Gate driven adiabatic quantum pumping in graphene

TL;DR

This paper introduces a graphene-based quantum pump driven by oscillating voltages, highlighting its robustness, ability to utilize evanescent modes, and universal response at the Dirac point, advancing quantum transport understanding.

Contribution

It presents a novel graphene quantum pump design that leverages evanescent modes and demonstrates universal behavior at the Dirac point under weak driving conditions.

Findings

Graphene pumps are more robust against thermal effects.

Evanescent modes dominate pumping at the Dirac point.

Universal response observed under weak driving conditions.

Abstract

We propose a new type of quantum pump made out of graphene, adiabatically driven by oscillating voltages applied to two back gates.
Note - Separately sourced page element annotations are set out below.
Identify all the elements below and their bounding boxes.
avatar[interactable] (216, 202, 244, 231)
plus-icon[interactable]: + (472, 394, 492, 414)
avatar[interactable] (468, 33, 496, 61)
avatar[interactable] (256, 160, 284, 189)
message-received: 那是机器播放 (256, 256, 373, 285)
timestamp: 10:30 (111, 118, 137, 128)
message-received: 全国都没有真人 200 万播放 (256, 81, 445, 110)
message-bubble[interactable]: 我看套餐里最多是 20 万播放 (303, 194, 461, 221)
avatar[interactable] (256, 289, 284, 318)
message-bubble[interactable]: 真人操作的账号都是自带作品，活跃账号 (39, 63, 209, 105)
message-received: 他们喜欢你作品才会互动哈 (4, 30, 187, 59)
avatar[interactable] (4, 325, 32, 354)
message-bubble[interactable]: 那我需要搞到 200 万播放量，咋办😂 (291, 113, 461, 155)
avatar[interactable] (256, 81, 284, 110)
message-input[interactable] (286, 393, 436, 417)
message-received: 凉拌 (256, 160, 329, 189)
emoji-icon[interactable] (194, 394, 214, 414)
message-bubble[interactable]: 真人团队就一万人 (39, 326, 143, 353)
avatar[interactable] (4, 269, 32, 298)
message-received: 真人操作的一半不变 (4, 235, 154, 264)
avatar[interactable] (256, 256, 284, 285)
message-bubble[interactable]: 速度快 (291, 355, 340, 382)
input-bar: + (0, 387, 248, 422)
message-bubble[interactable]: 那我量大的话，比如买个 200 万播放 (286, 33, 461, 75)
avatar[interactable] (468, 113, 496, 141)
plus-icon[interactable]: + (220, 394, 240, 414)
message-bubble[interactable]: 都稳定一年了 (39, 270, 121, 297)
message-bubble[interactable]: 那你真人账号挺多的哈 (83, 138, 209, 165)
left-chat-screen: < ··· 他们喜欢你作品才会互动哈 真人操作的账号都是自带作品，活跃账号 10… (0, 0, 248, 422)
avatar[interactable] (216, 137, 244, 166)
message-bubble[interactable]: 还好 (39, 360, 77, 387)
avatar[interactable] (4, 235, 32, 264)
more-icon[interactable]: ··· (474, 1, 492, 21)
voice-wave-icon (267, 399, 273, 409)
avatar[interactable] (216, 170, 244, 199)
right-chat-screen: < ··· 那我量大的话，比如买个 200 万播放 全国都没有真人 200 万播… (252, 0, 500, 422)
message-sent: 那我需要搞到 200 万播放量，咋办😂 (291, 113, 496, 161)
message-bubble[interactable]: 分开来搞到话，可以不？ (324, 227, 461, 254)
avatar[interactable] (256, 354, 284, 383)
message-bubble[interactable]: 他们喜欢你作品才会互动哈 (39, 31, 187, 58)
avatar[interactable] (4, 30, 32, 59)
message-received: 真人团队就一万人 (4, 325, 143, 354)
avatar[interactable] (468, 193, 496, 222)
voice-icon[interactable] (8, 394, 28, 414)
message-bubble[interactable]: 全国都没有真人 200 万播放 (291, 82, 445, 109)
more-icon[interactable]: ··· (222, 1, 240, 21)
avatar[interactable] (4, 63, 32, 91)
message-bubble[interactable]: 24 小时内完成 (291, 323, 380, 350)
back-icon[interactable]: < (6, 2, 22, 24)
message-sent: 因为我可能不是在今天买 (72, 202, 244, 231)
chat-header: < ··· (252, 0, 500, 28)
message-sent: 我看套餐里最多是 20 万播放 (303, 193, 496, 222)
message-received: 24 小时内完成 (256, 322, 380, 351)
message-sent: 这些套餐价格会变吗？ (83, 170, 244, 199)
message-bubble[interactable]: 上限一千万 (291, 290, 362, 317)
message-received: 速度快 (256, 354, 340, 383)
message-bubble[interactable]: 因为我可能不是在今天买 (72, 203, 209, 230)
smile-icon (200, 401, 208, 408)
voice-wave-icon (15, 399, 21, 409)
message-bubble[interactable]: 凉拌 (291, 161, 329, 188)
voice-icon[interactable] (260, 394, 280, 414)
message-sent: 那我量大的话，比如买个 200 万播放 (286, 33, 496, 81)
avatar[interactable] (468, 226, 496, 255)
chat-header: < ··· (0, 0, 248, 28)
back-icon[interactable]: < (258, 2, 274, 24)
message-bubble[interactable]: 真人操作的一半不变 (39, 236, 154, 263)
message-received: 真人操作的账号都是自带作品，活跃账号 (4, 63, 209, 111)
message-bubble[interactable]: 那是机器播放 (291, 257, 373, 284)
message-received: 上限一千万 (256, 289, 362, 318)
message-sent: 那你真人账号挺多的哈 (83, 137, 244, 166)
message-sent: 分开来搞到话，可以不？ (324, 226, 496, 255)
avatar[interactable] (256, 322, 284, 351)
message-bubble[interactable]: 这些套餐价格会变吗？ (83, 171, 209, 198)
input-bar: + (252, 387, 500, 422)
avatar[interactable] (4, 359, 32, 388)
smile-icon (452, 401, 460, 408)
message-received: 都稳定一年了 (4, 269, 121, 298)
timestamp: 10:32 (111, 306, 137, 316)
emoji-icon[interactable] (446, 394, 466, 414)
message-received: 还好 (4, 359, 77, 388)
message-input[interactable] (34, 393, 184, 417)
From a practical point of view, graphene-based quantum pumps present advantages as compared to normal pumps, like enhanced robustness against thermal effects and a wider adiabatic range in driving frequency. From a fundamental point of view, apart from conventional pumping through propagating modes, graphene pumps can tap into evanescent modes, which penetrate deeply into the device as a consequence of chirality. At the Dirac point the evanescent modes dominate pumping and give rise to a universal response under weak driving for short and wide pumps, even though the charge per unit cycle in not quantized.